Но мне самой было неинтересно играть в эту игру. Я общалась со спортсменами и ботаниками, а когда сближалась с кем-то из парней, то относилась к нему как к брату, которого у меня никогда не было, но не как к потенциальному бойфренду. Однажды в начальной школе на теннисном корте меня поцеловал мальчик (это был мой первый поцелуй), а потом сказал, что будет встречаться со мной, если я обрежу свои длинные волосы. Я просто улыбнулась и ушла, а мои длинные волосы развевались на ветру.
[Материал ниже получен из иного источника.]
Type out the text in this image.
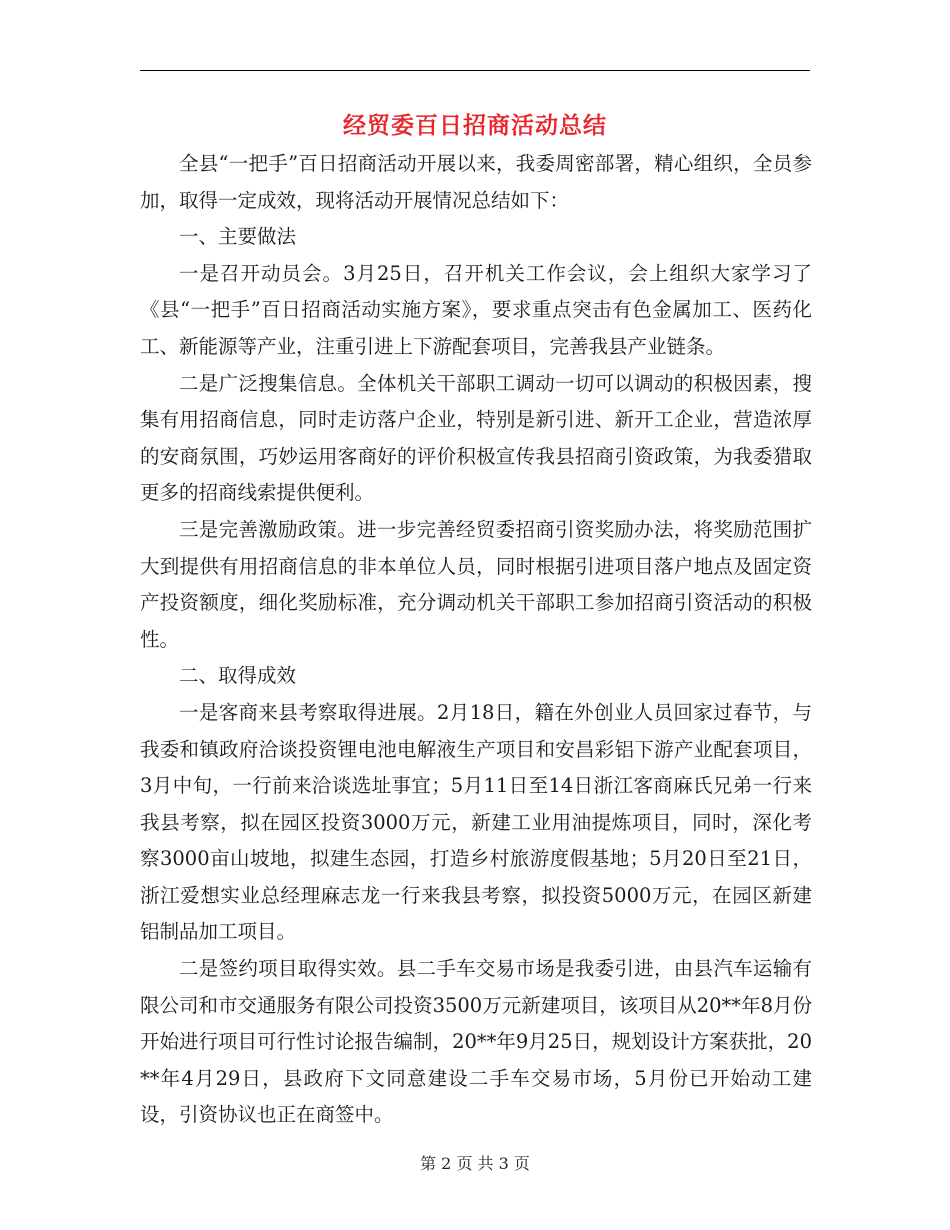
经贸委百日招商活动总结

全县“一把手”百日招商活动开展以来，我委周密部署，精心组织，全员参加，取得一定成效，现将活动开展情况总结如下：

一、主要做法

一是召开动员会。3月25日，召开机关工作会议，会上组织大家学习了《县“一把手”百日招商活动实施方案》，要求重点突击有色金属加工、医药化工、新能源等产业，注重引进上下游配套项目，完善我县产业链条。

二是广泛搜集信息。全体机关干部职工调动一切可以调动的积极因素，搜集有用招商信息，同时走访落户企业，特别是新引进、新开工企业，营造浓厚的安商氛围，巧妙运用客商好的评价积极宣传我县招商引资政策，为我委猎取更多的招商线索提供便利。

三是完善激励政策。进一步完善经贸委招商引资奖励办法，将奖励范围扩大到提供有用招商信息的非本单位人员，同时根据引进项目落户地点及固定资产投资额度，细化奖励标准，充分调动机关干部职工参加招商引资活动的积极性。

二、取得成效

一是客商来县考察取得进展。2月18日，籍在外创业人员回家过春节，与我委和镇政府洽谈投资锂电池电解液生产项目和安昌彩铝下游产业配套项目，3月中旬，一行前来洽谈选址事宜；5月11日至14日浙江客商麻氏兄弟一行来我县考察，拟在园区投资3000万元，新建工业用油提炼项目，同时，深化考察3000亩山坡地，拟建生态园，打造乡村旅游度假基地；5月20日至21日，浙江爱想实业总经理麻志龙一行来我县考察，拟投资5000万元，在园区新建铝制品加工项目。

二是签约项目取得实效。县二手车交易市场是我委引进，由县汽车运输有限公司和市交通服务有限公司投资3500万元新建项目，该项目从20**年8月份开始进行项目可行性讨论报告编制，20**年9月25日，规划设计方案获批，20**年4月29日，县政府下文同意建设二手车交易市场，5月份已开始动工建设，引资协议也正在商签中。

第 2 页 共 3 页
Спустя некоторое время я начала стесняться, потому что окружающие (в основном моя мать) начали спрашивать, почему я не проявляю никакого интереса к любви и как мне удалось провести все средние и старшие классы без парня. Поступив в университет, чтобы изучать психологию, я никогда не рассказывала матери о своей личной жизни (точнее, о ее отсутствии). Когда я сообщала ей о своих хороших оценках или о том, как заполучила стажировку, несмотря на большую конкуренцию, она говорила: «Хорошо, но нашла ли ты Того Самого?»

Она призналась, что каждый вечер молилась, чтобы этот долгожданный Тот Самый наконец появился. А иногда она пыталась ускорить судьбу. Когда мне было четырнадцать, несколько ребят из школы организовали по случаю дня рождения одного парня танцевальную вечеринку, или тусовку, как мы говорили в конце 1980-х. На том мероприятии моя мама пообщалась с парой, которая считала, что их сын (ему тоже было четырнадцать) будет отличной партией для меня, когда нам обоим исполнится двадцать один год. Да, мама всегда думала в долгосрочной перспективе! Поэтому полные решимости родители подначивали нас станцевать вместе, и, когда мы наконец вышли на танцпол, они были так рады, что сфотографировали нас.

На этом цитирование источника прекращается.